Tarihte İslam devletinin değişik din, ırk, kültür ve dillere mensub
olan insanları, nasıl bir çatı altında topladığını dört ana başlık altında
incelenmesi
- İslami eğitim ve öğretim.
- İslam ordusunun bölge halkı ile kaynaşması.
- Fethedilmiş bölge insanının İslam’a kısa zamanda girmeleri.
- İslam’ı kabul edenlerin köklü bir değişimle fikri
kalkınmayı gerçekleştirmeleri.
Dünyaya şöyle bir göz attığımızda 6 milyar
insanın yaşamakta olduğunu ve bunun 1,5 milyarını teşkil eden Müslümanları
görürüz. Müslümanların yeryüzündeki dağılımına baktığımızda da;
Afrika’nın doğusundan batısına kadar, Hindistan’dan eski Sovyetler Birliği’ nin
güney cumhuriyetlerine kadar, Karadeniz’ den Çin’in batısına kadar olan yerlerde
Müslümanlar bulunmaktadır. Bu Müslümanların konumu itibarıyla çeşitli ırklardan,
değişik dil ve renklerden olmalarına rağmen hepsinin birleştikleri tek bir nokta
vardır. O da İslam’dır.
Bir batılı yazar şöyle demektedir. “İslam
dini öyle bir dindir ki; değişik ırkları bir çatı altında toplayabilmiştir.
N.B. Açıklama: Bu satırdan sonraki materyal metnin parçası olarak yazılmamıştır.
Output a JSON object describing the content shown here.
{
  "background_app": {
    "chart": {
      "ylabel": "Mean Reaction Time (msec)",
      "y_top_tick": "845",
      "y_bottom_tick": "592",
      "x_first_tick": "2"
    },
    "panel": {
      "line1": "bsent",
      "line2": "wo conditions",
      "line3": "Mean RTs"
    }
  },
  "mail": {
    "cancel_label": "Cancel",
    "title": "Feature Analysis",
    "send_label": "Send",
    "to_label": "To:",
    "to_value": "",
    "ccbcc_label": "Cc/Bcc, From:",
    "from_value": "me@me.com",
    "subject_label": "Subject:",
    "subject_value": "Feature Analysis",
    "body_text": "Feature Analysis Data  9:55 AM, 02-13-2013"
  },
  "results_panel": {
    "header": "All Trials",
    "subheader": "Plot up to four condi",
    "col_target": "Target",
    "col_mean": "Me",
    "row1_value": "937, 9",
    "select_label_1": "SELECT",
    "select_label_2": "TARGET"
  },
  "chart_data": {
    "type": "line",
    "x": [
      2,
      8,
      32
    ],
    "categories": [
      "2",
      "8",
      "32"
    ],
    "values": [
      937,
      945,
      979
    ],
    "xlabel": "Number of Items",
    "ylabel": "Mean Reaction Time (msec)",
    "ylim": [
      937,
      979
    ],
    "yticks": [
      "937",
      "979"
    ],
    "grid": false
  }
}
Arabistan’ın ortasında birkaç kabile ile başlayan bu din, günümüzde 1,5 milyara
ulaştı. Bunun nedeni ise Medine’de kurulan İslam devletidir.”
Bugün sorulan sorular, İslam’ın değişik
ırkları tek bir çatı altında nasıl topladığı şeklindedir.
Raşidi Hilafet Devlet’i zamanında müslümanlar,
Pers ve hıristiyan Araplardan oluşan Irak bölgesine kadar ilerlemişlerdi. Pers’lerin
içersinde ise azınlık olarak Romalılar ve yahudiler bulunuyordu. O devirde, Roma
imparatorluğuna bağlı Şam bölgesine de girdiler. Burada Suriyeliler, Yahudiler,
Ermeniler, Romalılar ve Hıristiyan dinine bağlı Araplar vardı.
Raşidi Hilafet devletinden sonra gelen Emeviler ve
Abbasiler döneminde ise Hindistan, Pakistan, Semerkant ve Taşkent bölgelerini, İspanya
ve Portekizi de İslam topraklarına ilhak ettiler. Bunlardan sonra Hilafet, Osmanlılara
geçti. Ve İslam devletinin sınırları Viyana’ya kadar genişledi.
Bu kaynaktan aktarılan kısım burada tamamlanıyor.